11.04.2015

Sex On Tuesday Gets Real Honest About Clit Confusions



I came across this post called Vulva Owners Unite!. It was in the Daily Californian by a woman named Taylor Romine . From what I can tell, she has fairly recently taken over the Sex on Tuesday column, and come on, you know I can't resist a fuck-yeah title like Vulva Owners Unite!




She begins with
"I have something embarrassing to admit. I am 21 years old, sleep with women and regularly write about sex — but I didn’t find my clitoris until recently." 
And she ends with
"This is a call to action to all vulva owners out there: Explore yourself. Look at your vagina in a mirror, figure out which pieces are which, and make sure you understand what the fuck is going on. If I, the infamous sinner and sexual deviant — the Sex on Tuesday columnist whose printed exploits weave Reddit threads longer than a fuckboy’s attention span — doesn’t know where her clitoris is, there might be a problem."
Now in between those statements she points out that she masturbates and that she felt fairly well educated, but that somehow the actual location and look of the thing got past her somehow. It's a good read, and you should check it out.  Now let me, real quick, just discuss the 3 things that I think are most important about her piece...

Hell yeah! We need more honesty like hers.
Hers is not an uncommon story. I've had more than one smart, college educated, grown friend ask me where their clitoris was. Imagine how many more women are never quite sure, but are too embarrassed to ask someone.  I think I may have told this story before, but although I had masturbated by grinding myself against pillows and stuffed animals since almost before I can remember and prided myself on my openness and education regarding my body and sexual things, I too had a mind-blowing clit realization. I realized one day after I was in my 20's that my clit was not where my pee came out of. I had always thought it had. In fact I had pushed boys hands away from it because it kinda stung when they touched it. I assumed it stung because it's my flippin pee hole, and touching your pee hole would sting, right? However, the real problem was that they were just too rough and too direct. Think of all that good clit petting I missed out on because my proper education was lacking, and the un-proper education like porn, movies, and jokes failed me too.

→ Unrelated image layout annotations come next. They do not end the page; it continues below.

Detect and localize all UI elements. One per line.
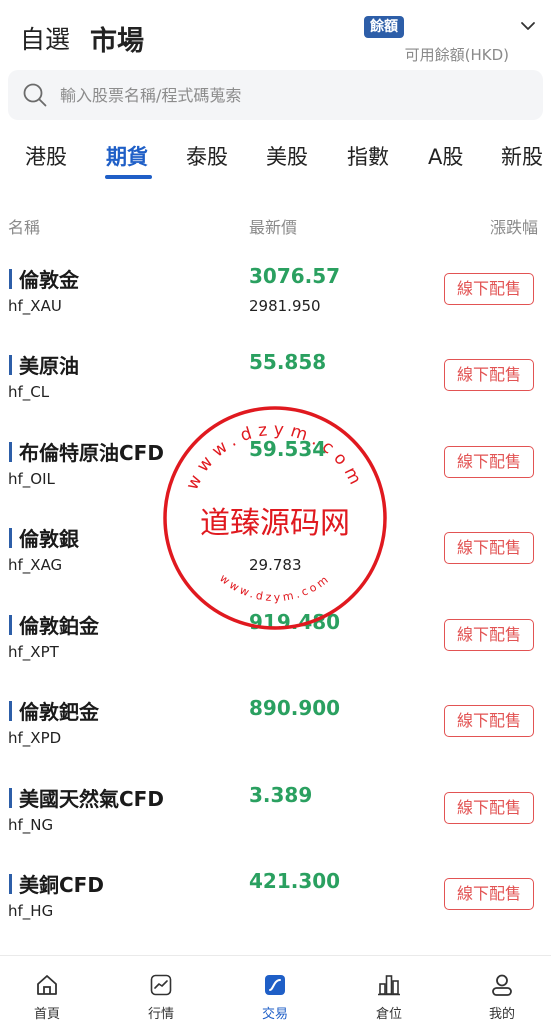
- nav-positions[interactable]: 倉位: [334, 956, 444, 1024]
- tab-hk-stocks[interactable]: 港股: [25, 141, 67, 171]
- offline-placement-button[interactable]: 線下配售: [444, 446, 534, 478]
- instrument-name: 倫敦鉑金: [19, 614, 99, 638]
- watermark-url-bottom: www.dzym.com: [217, 572, 330, 604]
- nav-quotes[interactable]: 行情: [106, 956, 216, 1024]
- latest-price: 890.900: [249, 696, 341, 720]
- instrument-code: hf_OIL: [8, 470, 55, 488]
- instrument-code: hf_XAG: [8, 556, 63, 574]
- instrument-name: 倫敦銀: [19, 527, 79, 551]
- active-tab-indicator: [105, 175, 152, 179]
- tab-new-stocks[interactable]: 新股: [501, 141, 543, 171]
- watermark-text: 道臻源码网: [200, 506, 350, 541]
- row-accent-bar: [9, 701, 12, 721]
- instrument-name: 布倫特原油CFD: [19, 441, 164, 465]
- nav-label-home: 首頁: [33, 1007, 60, 1022]
- search-input[interactable]: [60, 70, 530, 120]
- available-balance-label: 可用餘額(HKD): [404, 46, 509, 64]
- list-item[interactable]: 美銅CFD hf_HG 421.300 線下配售: [0, 867, 551, 953]
- watermark-stamp: www.dzym.com www.dzym.com 道臻源码网: [163, 406, 387, 630]
- offline-placement-button[interactable]: 線下配售: [444, 619, 534, 651]
- offline-placement-button[interactable]: 線下配售: [444, 878, 534, 910]
- instrument-code: hf_NG: [8, 816, 54, 834]
- instrument-code: hf_CL: [8, 383, 50, 401]
- row-accent-bar: [9, 355, 12, 375]
- column-header-name[interactable]: 名稱: [8, 214, 40, 238]
- row-accent-bar: [9, 528, 12, 548]
- nav-label-quotes: 行情: [147, 1007, 174, 1022]
- search-bar[interactable]: [8, 70, 543, 120]
- market-tabs: 港股 期貨 泰股 美股 指數 A股 新股: [0, 135, 551, 185]
- column-header-change[interactable]: 漲跌幅: [490, 214, 538, 238]
- latest-price: 3.389: [249, 783, 313, 807]
- instrument-code: hf_XPT: [8, 643, 59, 661]
- trade-icon: [265, 975, 285, 995]
- tab-thai-stocks[interactable]: 泰股: [186, 141, 228, 171]
- nav-home[interactable]: 首頁: [0, 956, 102, 1024]
- row-accent-bar: [9, 442, 12, 462]
- chevron-down-icon[interactable]: [519, 17, 537, 35]
- tab-watchlist[interactable]: 自選: [20, 20, 70, 56]
- row-accent-bar: [9, 615, 12, 635]
- row-accent-bar: [9, 874, 12, 894]
- row-accent-bar: [9, 269, 12, 289]
- offline-placement-button[interactable]: 線下配售: [444, 705, 534, 737]
- offline-placement-button[interactable]: 線下配售: [444, 792, 534, 824]
- home-icon: [37, 975, 57, 995]
- offline-placement-button[interactable]: 線下配售: [444, 532, 534, 564]
- chart-icon: [150, 974, 172, 996]
- tab-futures[interactable]: 期貨: [106, 141, 148, 171]
- instrument-name: 美國天然氣CFD: [19, 787, 164, 811]
- instrument-name: 美銅CFD: [19, 873, 104, 897]
- instrument-code: hf_XAU: [8, 297, 62, 315]
- nav-profile[interactable]: 我的: [447, 956, 551, 1024]
- instrument-code: hf_XPD: [8, 729, 62, 747]
- nav-label-positions: 倉位: [375, 1007, 402, 1022]
- top-header: 自選 市場 餘額 可用餘額(HKD): [0, 0, 551, 70]
- latest-price: 55.858: [249, 350, 327, 374]
- instrument-name: 倫敦鈀金: [19, 700, 99, 724]
- previous-price: 2981.950: [249, 297, 321, 315]
- nav-label-profile: 我的: [488, 1007, 515, 1022]
- list-item[interactable]: 美國天然氣CFD hf_NG 3.389 線下配售: [0, 781, 551, 867]
- profile-icon: [492, 974, 512, 996]
- column-header-price[interactable]: 最新價: [249, 214, 297, 238]
- list-item[interactable]: 倫敦鈀金 hf_XPD 890.900 線下配售: [0, 694, 551, 780]
- offline-placement-button[interactable]: 線下配售: [444, 273, 534, 305]
- position-icon: [378, 975, 400, 996]
- row-accent-bar: [9, 788, 12, 808]
- latest-price: 421.300: [249, 869, 341, 893]
- tab-market[interactable]: 市場: [90, 19, 144, 58]
- list-item[interactable]: 倫敦金 hf_XAU 3076.57 2981.950 線下配售: [0, 262, 551, 348]
- instrument-name: 美原油: [19, 354, 79, 378]
- nav-label-trade: 交易: [261, 1007, 288, 1022]
- svg-text:www.dzym.com: www.dzym.com: [217, 572, 333, 604]
- instrument-code: hf_HG: [8, 902, 54, 920]
- instrument-name: 倫敦金: [19, 268, 79, 292]
- tab-a-shares[interactable]: A股: [428, 141, 463, 171]
- search-icon: [23, 83, 47, 107]
- latest-price: 3076.57: [249, 264, 341, 288]
- bottom-nav: 首頁 行情 交易 倉位 我的: [0, 955, 551, 1024]
- nav-trade[interactable]: 交易: [220, 956, 330, 1024]
- offline-placement-button[interactable]: 線下配售: [444, 359, 534, 391]
- tab-indices[interactable]: 指數: [347, 141, 389, 171]
- tab-us-stocks[interactable]: 美股: [266, 141, 308, 171]
- balance-badge: 餘額: [364, 16, 404, 38]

Confusion about our genital anatomy is not uncommon by any means (there was even an Orange is the New Black episode about it), but we all feel like grade A idiots when we realize how confused we really were. That's some bullshit right there, though. Our culture sets us up to fail in this regard, and we're the ones feeling like dumb-asses? Hell no. We oughta feel smart as shit and lucky as all get out when we break through the bubble of our crap education. That's not an embarrassment, it's a triumph, and the more we ladies speak honestly about this, the more we'll realize our failings aren't personal ignorance. It's the result of large-scale, all-encompassing cultural bullshit that needs to be changed.

I second her call to action. Get that mirror. do some exploring. Chances are good that you're still coming from a background of a shitty sex ed; that you'll continue to be bombarded with incorrect, confusing information online; and that you're bound to only find terribly unhelpful diagrams of our junk...So...you honestly might still get some surprises later on.  But, hey, even if you've been using the wrong names for your anatomy, at least you'll be familiar with your own lady-junk and know what feels like what down there - and that's a darn good start.

3 She's correct - there is a problem. Boys know what needs to be rubbed to induce orgasms, where their pee comes from, what basically all that stuff is called, and where it is located down there. They can collect knowledge about that pretty easily through a combination of formal education and insinuations and depictions out there in the cultural.

Now, I know all their stuff is just more 'out there' than ours, but come on, it's not the Bermuda Triangle down there. As much as people would like to make lady parts out as wildly diverse and wholly mysterious, it's just not that hard to figure out. The look can be pretty different from one vulva to the other, but they all have the same parts and those parts all have the same basic capabilities. That women are not easily able to figure this stuff out from formal education and cultural clues the way boys do, means we need to change things. I'm not saying it will be easy to do that, but I am saying it needs to be done. And frankly, if one really thinks about this situation, it's absolutely appalling that it's our normal.  Men and women both suffer because of this.

So, I am fully and completely with Taylor here - Vulva Owners Unite! Be pissed off that we have these kinds of basic revelations when we are too old to be having them. Speak about it so other women know it's not just them, and be loud so that people begin to see the scale of the problem and realize that this goes beyond individual ignorance. It is bigger and deeper than that.

Respect.
Being honest  to other women about our own experiences is the first and most important step in identifying the problems that we as women (and not as individuals) face. The kind of stuff Ms. Taylor Romine spoke about takes bravery and a sense that this is important territory. She did good work here, and so she goes right on the Orgasm Equality Allies List. Keep on speaking truth during the rest of your Sex on Tuesday reign and beyond!